19. Sonntag nach Trinitatis

Ein neuer Anfang jederzeit Markus 2,1-12


Predigt gehalten von Pfarrer Andreas Klein am 26. Oktober 2014 in der Dreikönigskirche

Liebe Gemeinde!

die Geschichte, um die es heute geht, hat eine Vorgeschichte. Und diese Vorgeschichte endet mit einem monumentalen Satz:

„Und als der HERR mit Mose zu Ende geredet hatte auf dem Berge Sinai, gab er ihm die beiden Tafeln des Gesetzes; die waren aus Stein und beschrieben von dem Finger Gottes.“

Das ist wirklich monumental: Gott selbst schreibt mit eigenem Finger die 10 Gebote, die Grundlage seines Bundes mit dem Volk Israel:

Ich bin der Herr, der dich aus Ägyptenland geführt hat: Du sollst keine anderen Götter haben neben mir.

Und alles deutet daraufhin, dass in diesem Moment etwas Zeitloses, etwas Ewiges entstanden ist. In Stein gemeißelt. Für alle Zeiten.
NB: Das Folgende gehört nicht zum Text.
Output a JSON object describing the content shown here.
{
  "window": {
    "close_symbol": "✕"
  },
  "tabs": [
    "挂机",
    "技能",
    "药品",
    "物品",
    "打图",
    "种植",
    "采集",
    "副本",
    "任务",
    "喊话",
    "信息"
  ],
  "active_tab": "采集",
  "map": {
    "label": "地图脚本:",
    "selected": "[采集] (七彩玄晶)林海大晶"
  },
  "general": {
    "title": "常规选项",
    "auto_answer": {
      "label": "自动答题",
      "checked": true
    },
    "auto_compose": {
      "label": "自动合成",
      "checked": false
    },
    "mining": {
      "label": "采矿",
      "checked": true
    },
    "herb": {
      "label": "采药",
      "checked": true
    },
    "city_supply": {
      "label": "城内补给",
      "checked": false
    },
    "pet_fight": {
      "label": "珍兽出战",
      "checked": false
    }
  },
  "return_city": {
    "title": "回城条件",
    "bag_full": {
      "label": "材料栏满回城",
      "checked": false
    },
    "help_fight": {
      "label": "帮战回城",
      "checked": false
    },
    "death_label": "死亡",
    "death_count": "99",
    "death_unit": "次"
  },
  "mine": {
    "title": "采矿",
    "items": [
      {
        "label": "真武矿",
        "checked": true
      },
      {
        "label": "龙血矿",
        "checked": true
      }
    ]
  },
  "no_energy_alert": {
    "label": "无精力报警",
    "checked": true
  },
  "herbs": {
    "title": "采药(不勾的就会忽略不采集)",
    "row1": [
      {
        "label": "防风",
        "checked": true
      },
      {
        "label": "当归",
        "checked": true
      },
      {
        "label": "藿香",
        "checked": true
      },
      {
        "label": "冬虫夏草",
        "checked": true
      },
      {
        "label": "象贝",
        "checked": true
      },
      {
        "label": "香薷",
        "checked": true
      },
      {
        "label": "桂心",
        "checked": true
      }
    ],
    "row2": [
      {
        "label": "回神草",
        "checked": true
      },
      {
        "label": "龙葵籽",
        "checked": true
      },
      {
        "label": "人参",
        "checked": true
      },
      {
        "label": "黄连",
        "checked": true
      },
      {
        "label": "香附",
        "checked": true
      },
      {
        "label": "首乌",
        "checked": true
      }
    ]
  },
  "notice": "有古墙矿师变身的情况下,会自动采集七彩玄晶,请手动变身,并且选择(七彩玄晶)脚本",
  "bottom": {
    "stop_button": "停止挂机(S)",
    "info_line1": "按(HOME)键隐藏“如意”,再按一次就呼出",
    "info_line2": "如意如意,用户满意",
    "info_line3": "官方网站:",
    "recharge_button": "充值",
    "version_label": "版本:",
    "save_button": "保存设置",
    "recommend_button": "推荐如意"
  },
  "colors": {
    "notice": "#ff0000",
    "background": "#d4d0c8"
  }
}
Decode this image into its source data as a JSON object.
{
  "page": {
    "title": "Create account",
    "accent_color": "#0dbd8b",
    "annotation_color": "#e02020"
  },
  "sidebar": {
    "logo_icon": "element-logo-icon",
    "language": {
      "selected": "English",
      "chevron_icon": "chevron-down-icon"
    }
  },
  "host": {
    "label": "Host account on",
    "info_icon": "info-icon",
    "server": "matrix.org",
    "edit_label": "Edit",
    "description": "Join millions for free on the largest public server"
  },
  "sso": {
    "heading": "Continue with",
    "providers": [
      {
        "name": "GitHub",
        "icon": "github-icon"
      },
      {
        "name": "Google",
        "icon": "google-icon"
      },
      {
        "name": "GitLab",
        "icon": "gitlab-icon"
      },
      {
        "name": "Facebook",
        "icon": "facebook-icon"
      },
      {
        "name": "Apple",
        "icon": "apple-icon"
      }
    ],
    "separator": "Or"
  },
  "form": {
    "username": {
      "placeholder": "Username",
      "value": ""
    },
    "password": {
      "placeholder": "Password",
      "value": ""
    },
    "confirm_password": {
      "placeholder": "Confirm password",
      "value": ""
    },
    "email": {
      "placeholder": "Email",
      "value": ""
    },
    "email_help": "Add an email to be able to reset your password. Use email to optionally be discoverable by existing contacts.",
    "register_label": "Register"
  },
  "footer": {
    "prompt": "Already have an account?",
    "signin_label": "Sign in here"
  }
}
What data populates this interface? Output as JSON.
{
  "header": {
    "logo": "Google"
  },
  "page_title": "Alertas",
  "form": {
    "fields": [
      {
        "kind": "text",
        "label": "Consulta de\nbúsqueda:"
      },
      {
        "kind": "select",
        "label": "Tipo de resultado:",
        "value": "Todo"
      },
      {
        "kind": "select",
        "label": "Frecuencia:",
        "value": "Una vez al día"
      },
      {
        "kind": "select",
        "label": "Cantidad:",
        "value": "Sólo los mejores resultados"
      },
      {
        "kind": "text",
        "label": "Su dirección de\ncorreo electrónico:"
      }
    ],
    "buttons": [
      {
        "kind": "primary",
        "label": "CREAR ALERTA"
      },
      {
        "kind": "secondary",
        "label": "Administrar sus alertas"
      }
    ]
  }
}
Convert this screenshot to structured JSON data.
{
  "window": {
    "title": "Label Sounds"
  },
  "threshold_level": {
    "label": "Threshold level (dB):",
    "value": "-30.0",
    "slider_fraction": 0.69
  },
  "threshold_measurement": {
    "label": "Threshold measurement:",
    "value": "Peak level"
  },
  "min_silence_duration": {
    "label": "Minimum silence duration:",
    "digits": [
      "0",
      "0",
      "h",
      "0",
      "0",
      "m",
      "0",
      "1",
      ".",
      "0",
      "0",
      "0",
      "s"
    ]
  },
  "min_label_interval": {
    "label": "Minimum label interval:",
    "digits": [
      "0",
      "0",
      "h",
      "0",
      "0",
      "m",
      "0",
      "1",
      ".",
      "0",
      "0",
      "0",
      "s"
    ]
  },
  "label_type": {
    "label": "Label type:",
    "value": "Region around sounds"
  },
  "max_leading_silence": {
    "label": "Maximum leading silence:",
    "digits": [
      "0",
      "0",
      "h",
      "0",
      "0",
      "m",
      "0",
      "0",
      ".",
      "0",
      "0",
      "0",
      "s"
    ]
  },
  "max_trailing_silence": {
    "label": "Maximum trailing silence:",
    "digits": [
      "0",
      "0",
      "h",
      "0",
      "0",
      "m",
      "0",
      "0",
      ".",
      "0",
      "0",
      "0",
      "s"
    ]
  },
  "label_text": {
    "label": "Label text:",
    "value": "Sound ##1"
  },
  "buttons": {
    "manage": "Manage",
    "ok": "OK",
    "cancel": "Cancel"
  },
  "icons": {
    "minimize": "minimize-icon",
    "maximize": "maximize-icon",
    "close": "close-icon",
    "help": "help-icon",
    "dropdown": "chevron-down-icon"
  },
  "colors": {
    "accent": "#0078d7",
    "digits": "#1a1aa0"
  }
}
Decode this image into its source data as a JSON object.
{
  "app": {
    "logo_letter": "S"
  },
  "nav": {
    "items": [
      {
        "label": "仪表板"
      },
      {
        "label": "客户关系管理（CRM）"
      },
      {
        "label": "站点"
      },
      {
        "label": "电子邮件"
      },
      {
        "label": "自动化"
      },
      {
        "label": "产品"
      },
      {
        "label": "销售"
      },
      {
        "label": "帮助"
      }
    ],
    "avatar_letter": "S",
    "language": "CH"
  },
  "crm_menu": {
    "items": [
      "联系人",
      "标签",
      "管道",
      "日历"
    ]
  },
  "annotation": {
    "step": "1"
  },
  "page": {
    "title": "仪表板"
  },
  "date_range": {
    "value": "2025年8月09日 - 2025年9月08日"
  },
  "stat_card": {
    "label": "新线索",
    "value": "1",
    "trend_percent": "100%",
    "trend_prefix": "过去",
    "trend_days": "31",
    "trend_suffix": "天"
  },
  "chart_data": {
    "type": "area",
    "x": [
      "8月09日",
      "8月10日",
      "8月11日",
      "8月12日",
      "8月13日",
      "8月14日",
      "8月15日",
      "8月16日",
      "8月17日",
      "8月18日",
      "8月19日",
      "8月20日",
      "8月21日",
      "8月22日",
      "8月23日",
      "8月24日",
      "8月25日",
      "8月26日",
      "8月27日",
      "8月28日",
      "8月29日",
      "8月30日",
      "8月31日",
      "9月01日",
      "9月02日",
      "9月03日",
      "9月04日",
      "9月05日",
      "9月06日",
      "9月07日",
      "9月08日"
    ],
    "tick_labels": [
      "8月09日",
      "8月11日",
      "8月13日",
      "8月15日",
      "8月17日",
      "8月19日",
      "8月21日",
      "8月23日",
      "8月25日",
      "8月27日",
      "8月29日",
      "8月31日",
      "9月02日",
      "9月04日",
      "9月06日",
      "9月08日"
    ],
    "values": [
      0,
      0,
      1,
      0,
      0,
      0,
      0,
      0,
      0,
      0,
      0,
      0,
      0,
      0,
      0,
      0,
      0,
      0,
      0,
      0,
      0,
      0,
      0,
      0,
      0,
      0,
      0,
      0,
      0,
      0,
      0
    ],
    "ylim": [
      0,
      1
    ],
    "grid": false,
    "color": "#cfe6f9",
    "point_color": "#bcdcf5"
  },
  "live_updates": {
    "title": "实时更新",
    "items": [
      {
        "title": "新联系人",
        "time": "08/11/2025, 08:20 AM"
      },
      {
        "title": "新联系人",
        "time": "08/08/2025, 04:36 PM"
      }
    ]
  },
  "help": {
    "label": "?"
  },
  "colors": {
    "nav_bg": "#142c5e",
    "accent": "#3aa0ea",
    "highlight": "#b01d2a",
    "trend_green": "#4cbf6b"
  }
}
Die biblische Überlieferung macht das sichtbar: In diese Erzählung werden wichtige Rechtsüberlieferungen eingefügt: Das Bundesbuch, wichtige Texte, die das Rechtsleben Israels bis heute prägen. Es wird geregelt, wie es mit dem Sabbat zugehen soll: Ein entscheidendes Merkmal der Bundesbeziehung Israels mit seinem Gott. Priesterliche Texte beschreiben wie das kultische Leben Israels gestaltet werden soll. 10 wichtige Kapitel finden sich zwischen der Gabe der 10 Gebote und diesem monumentalen Schlusssatz.

Bevor ich erzähle, wie es weitergeht, würde ich Sie gern fragen, was für Sie so einen monumentalen Charakter hat: Welche Lebensgrundsätze sind für Sie unumstößlich? Was ist für Sie in Stein gemeißelt? Welche Regeln gibt es, die klären, wie es in der Familie, bei Ihrer Arbeit, oder in der Gemeinde zugehen soll? Was ist Ihnen heilig? Was ist Fels in der Brandung?
Das könnten schöne Traditionen sein, dass man z.B. – es dauert nicht mehr lang – an Weihnachten zu den Großeltern geht. Das könnten Lastenhefte fürs Leben sein, dass ein akademischer Abschluss unverzichtbar ist für das Leben und die Erziehung erst dann zum Ziel gekommen ist. Das könnten wirtschaftliche Lebensregeln sein; dass man nicht auf Pump lebt. Ich weiß nicht, was Ihnen noch einfällt – solche Dinge sind einem mitunter so selbstverständlich, dass man nicht oft darüber nachdenkt.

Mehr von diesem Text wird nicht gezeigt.